Take a look at this battery. It has many valuable characteristics. It has a very high energy density. It is very cheap and made of inexpensive molten metals and salts at 650 degree centigrade. When it has solidified below the molten state, then it could be loaded onto a tractor trailer and delivered to your neighborhood power center or factory. It is cheap enough that extra batteries could be stored locally in case of emergencies like snow storms, etc. This, also, means that there are no towers which would attract terrorists. There would no single points of failure which would take down vast areas.
http://www.greenoptimistic.com/2009/03/08/mit-liquid-battery/
A new design of fast charging Lithium-Ion batteries could power homes and electric cars. I would not trust the molten salt battery (above) in a car where a crash could spray 600 degree centigrade metal over the occupants. But, the fast charging Lithium Ion battery would require very high DC currents and it would be too inconvenient to pull from an electrical grid. It would be no problem pull this power from the above liquid metal battery.
http://www.eweek.com/c/a/IT-Infrastructure/Lithium-Ion-Battery-Innovations-May-Quicken-Mobile-Lifestyles-788362/
Well…
I am not an engineer but I would say that the current population of energy companies, utilities and regulators are not going to go for anything that isn’t dirt simple and known. Sure, they will sponsor research and test sites, in the guise of pretending to do something, but there won’t be innovation on the generation or much in the transmission side.
Likely there will be some innovation in the distribution side, smart meters and the like, and new houses, condos and business construction will take energy efficiency into mind when they are being developed.
The most likely “innovation” will be a steady rise in prices which will call for more and more “savings” on the back end to avoid higher costs, and also a heavier regulatory hand controlling air conditioning and the like as blackouts start.
Remember – the utilities are basically the government – and what the heck has the government innovated since the moon landing? Nothing. They can’t even STORE the waste for nuclear plants at the Yucca site.

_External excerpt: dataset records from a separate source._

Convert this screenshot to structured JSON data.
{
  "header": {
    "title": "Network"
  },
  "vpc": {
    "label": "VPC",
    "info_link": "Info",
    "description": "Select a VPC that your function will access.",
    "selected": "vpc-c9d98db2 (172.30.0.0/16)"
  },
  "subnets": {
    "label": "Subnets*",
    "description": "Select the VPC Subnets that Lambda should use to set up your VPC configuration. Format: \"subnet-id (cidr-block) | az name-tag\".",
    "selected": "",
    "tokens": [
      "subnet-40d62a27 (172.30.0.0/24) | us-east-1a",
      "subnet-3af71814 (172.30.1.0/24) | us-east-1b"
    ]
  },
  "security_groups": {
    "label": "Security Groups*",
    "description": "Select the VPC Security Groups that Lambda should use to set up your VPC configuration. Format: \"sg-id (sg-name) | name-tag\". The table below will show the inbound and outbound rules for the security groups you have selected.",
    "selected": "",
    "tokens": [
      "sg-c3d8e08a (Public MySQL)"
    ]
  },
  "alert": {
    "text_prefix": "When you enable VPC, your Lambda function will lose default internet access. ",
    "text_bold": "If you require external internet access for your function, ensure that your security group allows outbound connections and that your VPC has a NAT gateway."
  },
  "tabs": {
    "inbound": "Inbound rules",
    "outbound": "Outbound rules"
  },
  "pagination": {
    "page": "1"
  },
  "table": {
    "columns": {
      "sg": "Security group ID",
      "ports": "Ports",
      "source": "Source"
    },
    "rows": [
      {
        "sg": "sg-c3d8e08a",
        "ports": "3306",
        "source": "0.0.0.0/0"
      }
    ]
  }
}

NYT Op-Ed is just waht you would expect from a Deval Patrick appointee, and I’m sure the Obama Admin will in the end echo his sentiments (I won’t dignify them with the word “thoughts”).
Building a long distance transmission line is like building a new railroad–it just doesn’t happen anymore.
So, we will wind up with small and inefficient local generation instead of a rationala nd efficient system, and teh greens will fight that every step of the way—
see other post about village life in 3rd world hell-holes, for the obvious connection through left environmentalism
The Navajos have done pretty well with huge coal fired plants on their reservation in Arizona that sell power to California. I suspect we will see more power plants on Indian reservations as the years go by. Sort of sweet justice for the Indians; casinos and now power plants.
Now they are going after the Indian plants by NOT building new transmission, but the Indians are fighting this.